De Nice à la can : le parcours mouvementé de Yéhvann Diouf
Yéhvann Diouf, gardien de but français au destin hors norme, a vécu une saison 2025-2026 marquée par des contrastes saisissants. Entre l’euphorie d’une victoire en Coupe d’Afrique des Nations (CAN) avec le Sénégal et l’incertitude professionnelle à l’OGC Nice, son parcours a basculé entre sommets et revers.
Des débuts prometteurs à Nice, une saison sous haute tension
Arrivé à l’été 2025 dans le club niçois, Yéhvann Diouf, passionné de sport et ancien fan d’astronomie, a découvert le monde exigeant du football professionnel de haut niveau. « C’était une saison atypique, intense, presque dingue », confie-t-il dans un sourire. Entre adaptation rapide aux nouvelles exigences, blessures et perte de titularisation, l’expérience s’est révélée bien différente de ses attentes.
Sur le terrain, les résultats n’ont pas toujours été au rendez-vous. Nice, comme souvent, a lutté pour se maintenir en Ligue 1. Une série de défaites évitables, notamment face à Fribourg (1-3) en novembre, a fragilisé la dynamique collective. Le club, en difficulté, a connu des moments de tension interne, avec des joueurs et supporters en désaccord après des performances décevantes.

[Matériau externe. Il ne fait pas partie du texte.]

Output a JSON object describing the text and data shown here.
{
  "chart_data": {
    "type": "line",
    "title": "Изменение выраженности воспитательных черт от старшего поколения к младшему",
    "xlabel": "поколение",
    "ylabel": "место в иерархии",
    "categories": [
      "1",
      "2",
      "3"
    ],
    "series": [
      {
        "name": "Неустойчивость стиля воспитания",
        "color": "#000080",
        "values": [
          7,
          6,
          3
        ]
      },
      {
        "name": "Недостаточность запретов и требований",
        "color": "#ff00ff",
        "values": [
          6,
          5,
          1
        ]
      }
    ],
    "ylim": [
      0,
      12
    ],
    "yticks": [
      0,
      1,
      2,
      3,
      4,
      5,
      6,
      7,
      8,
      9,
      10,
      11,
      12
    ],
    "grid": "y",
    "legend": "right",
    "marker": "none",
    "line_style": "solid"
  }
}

La CAN avec le Sénégal : une parenthèse magique
Pourtant, Yéhvann Diouf a eu l’opportunité de briller bien au-delà des frontières françaises. Titulaire surprise dans la sélection sénégalaise, il a participé à une CAN historique, remportée sur le fil contre le Maroc (1-0 après prolongation), avant que la CAF ne déclare le Maroc vainqueur sur tapis vert, un verdict en attente de confirmation par le TAS.

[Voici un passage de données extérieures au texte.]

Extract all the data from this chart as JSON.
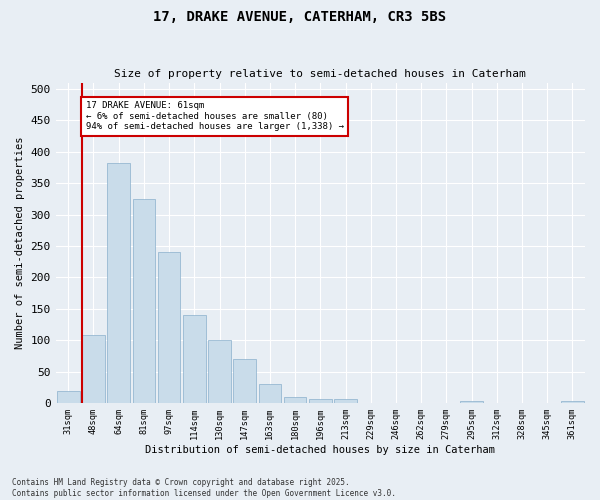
{
  "title": "17, DRAKE AVENUE, CATERHAM, CR3 5BS",
  "subtitle": "Size of property relative to semi-detached houses in Caterham",
  "xlabel": "Distribution of semi-detached houses by size in Caterham",
  "ylabel": "Number of semi-detached properties",
  "bins": [
    "31sqm",
    "48sqm",
    "64sqm",
    "81sqm",
    "97sqm",
    "114sqm",
    "130sqm",
    "147sqm",
    "163sqm",
    "180sqm",
    "196sqm",
    "213sqm",
    "229sqm",
    "246sqm",
    "262sqm",
    "279sqm",
    "295sqm",
    "312sqm",
    "328sqm",
    "345sqm",
    "361sqm"
  ],
  "values": [
    20,
    108,
    382,
    325,
    240,
    140,
    100,
    70,
    30,
    10,
    7,
    6,
    0,
    0,
    0,
    0,
    3,
    0,
    0,
    0,
    3
  ],
  "bar_color": "#c9dcea",
  "bar_edge_color": "#8ab0cc",
  "vline_color": "#cc0000",
  "vline_bin_index": 1,
  "property_label": "17 DRAKE AVENUE: 61sqm",
  "annotation_line1": "← 6% of semi-detached houses are smaller (80)",
  "annotation_line2": "94% of semi-detached houses are larger (1,338) →",
  "annotation_box_color": "#cc0000",
  "footer_line1": "Contains HM Land Registry data © Crown copyright and database right 2025.",
  "footer_line2": "Contains public sector information licensed under the Open Government Licence v3.0.",
  "bg_color": "#e8eef4",
  "plot_bg_color": "#e8eef4",
  "ylim": [
    0,
    510
  ],
  "yticks": [
    0,
    50,
    100,
    150,
    200,
    250,
    300,
    350,
    400,
    450,
    500
  ]
}
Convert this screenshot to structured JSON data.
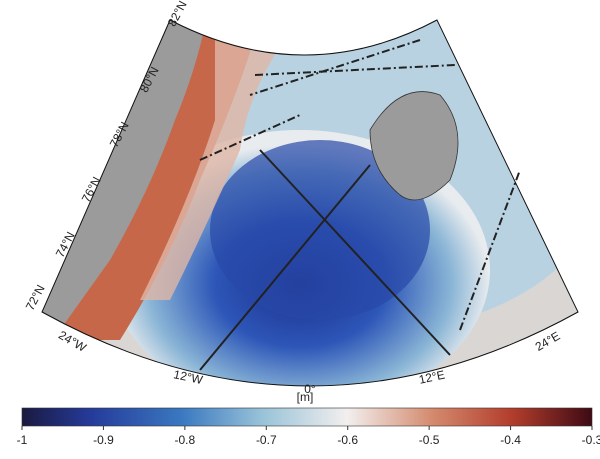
{
  "map": {
    "lat_labels": [
      "82°N",
      "80°N",
      "78°N",
      "76°N",
      "74°N",
      "72°N"
    ],
    "lon_labels": [
      "24°W",
      "12°W",
      "0°",
      "12°E",
      "24°E"
    ]
  },
  "colorbar": {
    "label": "[m]",
    "lim": [
      -1,
      -0.3
    ],
    "ticks": [
      -1,
      -0.9,
      -0.8,
      -0.7,
      -0.6,
      -0.5,
      -0.4,
      -0.3
    ]
  }
}
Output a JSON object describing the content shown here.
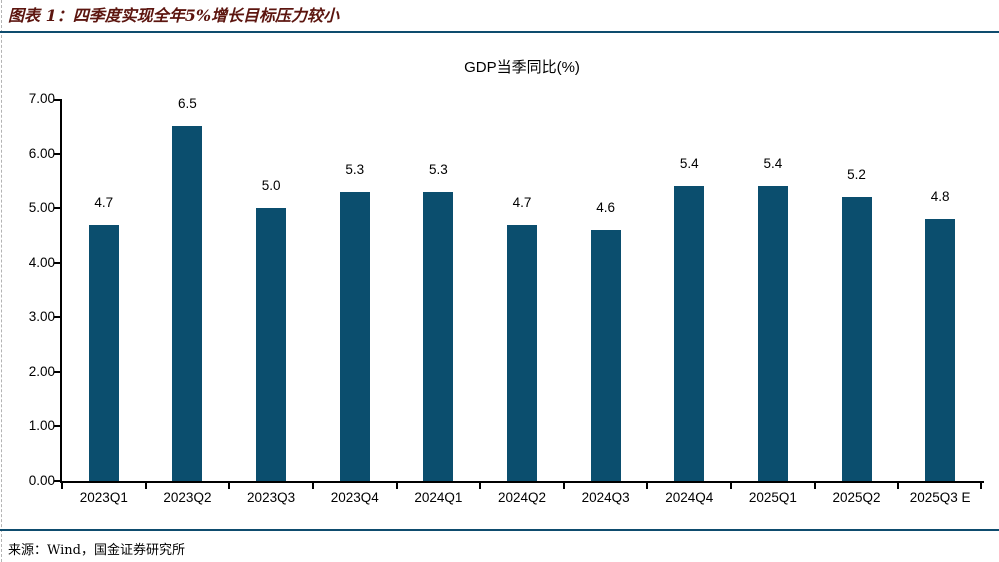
{
  "header": {
    "title": "图表 1：四季度实现全年5%增长目标压力较小"
  },
  "chart_data": {
    "type": "bar",
    "title": "GDP当季同比(%)",
    "categories": [
      "2023Q1",
      "2023Q2",
      "2023Q3",
      "2023Q4",
      "2024Q1",
      "2024Q2",
      "2024Q3",
      "2024Q4",
      "2025Q1",
      "2025Q2",
      "2025Q3 E"
    ],
    "values": [
      4.7,
      6.5,
      5.0,
      5.3,
      5.3,
      4.7,
      4.6,
      5.4,
      5.4,
      5.2,
      4.8
    ],
    "data_labels": [
      "4.7",
      "6.5",
      "5.0",
      "5.3",
      "5.3",
      "4.7",
      "4.6",
      "5.4",
      "5.4",
      "5.2",
      "4.8"
    ],
    "ylim": [
      0,
      7
    ],
    "ytick_step": 1,
    "ytick_labels": [
      "0.00",
      "1.00",
      "2.00",
      "3.00",
      "4.00",
      "5.00",
      "6.00",
      "7.00"
    ],
    "grid": false,
    "legend": null,
    "bar_color": "#0b4e6e"
  },
  "footer": {
    "source": "来源：Wind，国金证券研究所"
  },
  "colors": {
    "bar": "#0b4e6e",
    "rule": "#0e4c6e",
    "header_title": "#5c150f",
    "axis": "#000000"
  }
}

Deux moments ont particulièrement marqué son passage au Sénégal :
- La cérémonie de remise du drapeau à Dakar, où il a été émerveillé par l’accueil populaire réservé à la délégation.
- La finale elle-même, où il a joué un rôle clé en protégeant la serviette d’Édouard Mendy, gardien titulaire, contre des ramasseurs de ballons. Une scène qui est devenue virale et a illustré son engagement et son courage sur le terrain.

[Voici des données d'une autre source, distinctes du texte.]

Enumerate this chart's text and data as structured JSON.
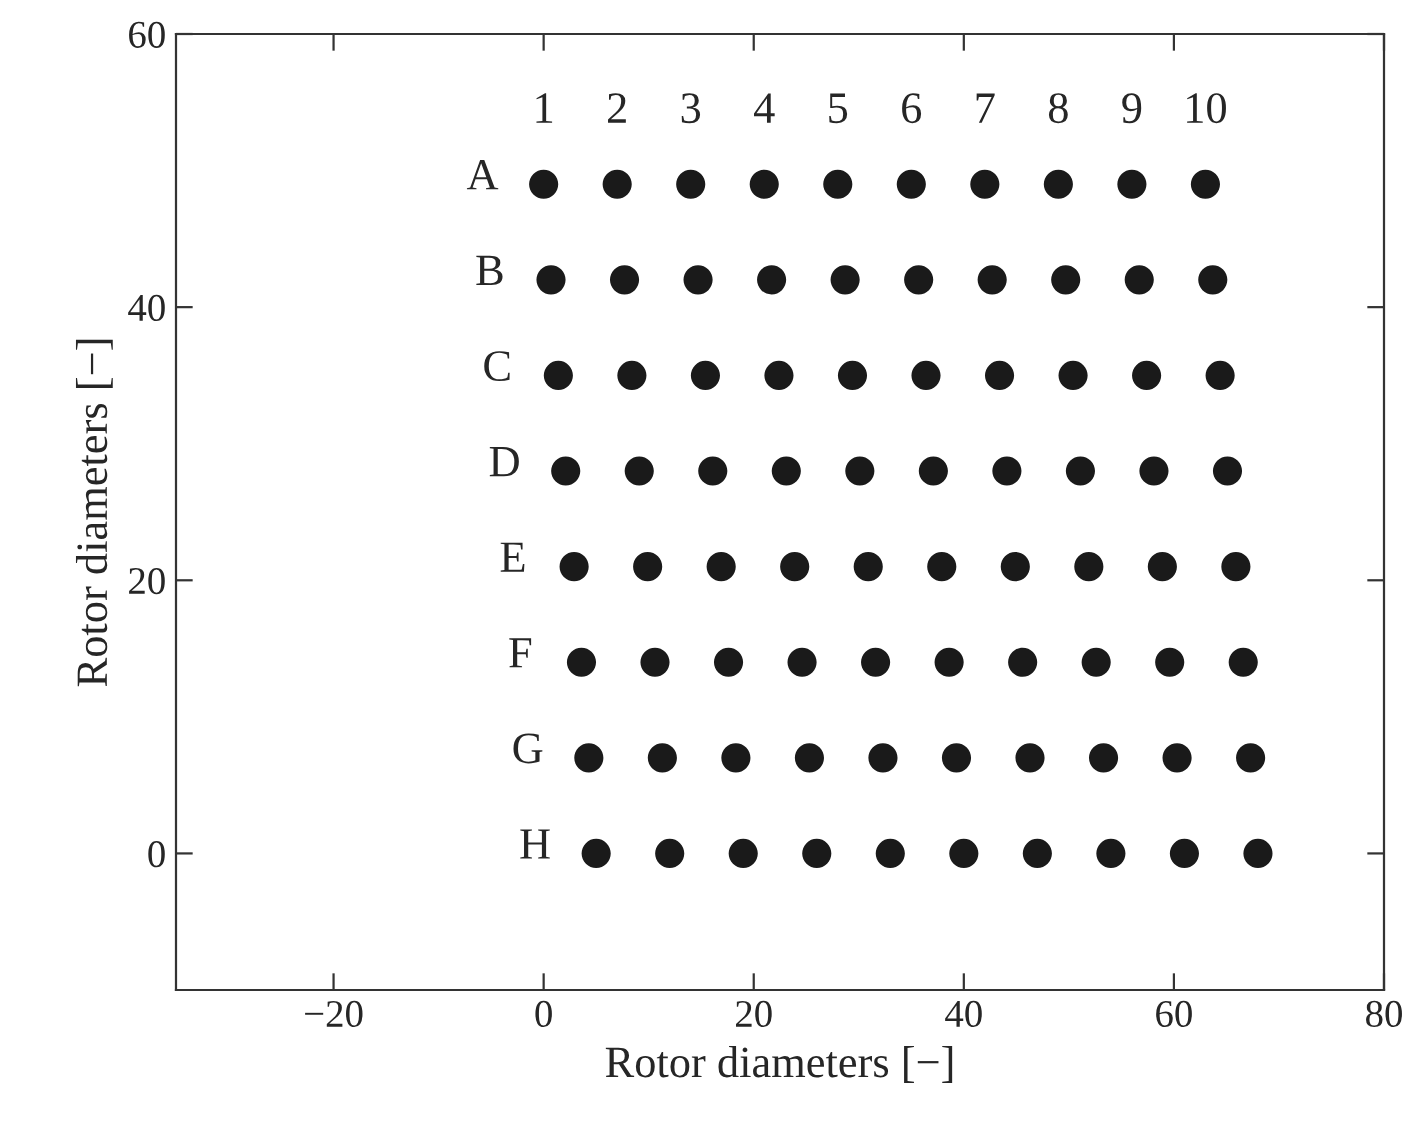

« Ma sécurité a été atteinte ce jour-là, mais surtout, ce moment a marqué les esprits. Si ça a pu aider Édouard à jouer dans les meilleures conditions, tant mieux. »
Le choc du retour : perte de place à Nice et résilience retrouvée
De retour à Nice après cette aventure africaine, Yéhvann Diouf a découvert une réalité moins glorieuse : il avait perdu sa place de titulaire au profit de Maxime Dupé. Une décision de l’entraîneur Franck Haise, compréhensible au vu des performances récentes, mais difficile à accepter.
« Je ne m’y attendais pas. J’étais concentré sur la CAN, et quand je suis revenu, j’ai vite compris que la situation était différente. Mais j’ai pris du recul : j’avais remporté un trophée, c’est déjà énorme. Il fallait que je travaille pour retrouver ma place. »
Cette perte de titularisation a servi de déclic. Diouf a su rebondir, se montrer patient et profiter des opportunités qui se sont présentées.
Un rebond par la Coupe de France
En quart de finale de Coupe de France contre Lorient (0-0, 6-5 aux tirs au but), il a été décisif. De retour dans les buts niçois, il a contribué à la qualification de son équipe en demi-finale, une performance qui a redonné espoir aux supporters et à l’effectif.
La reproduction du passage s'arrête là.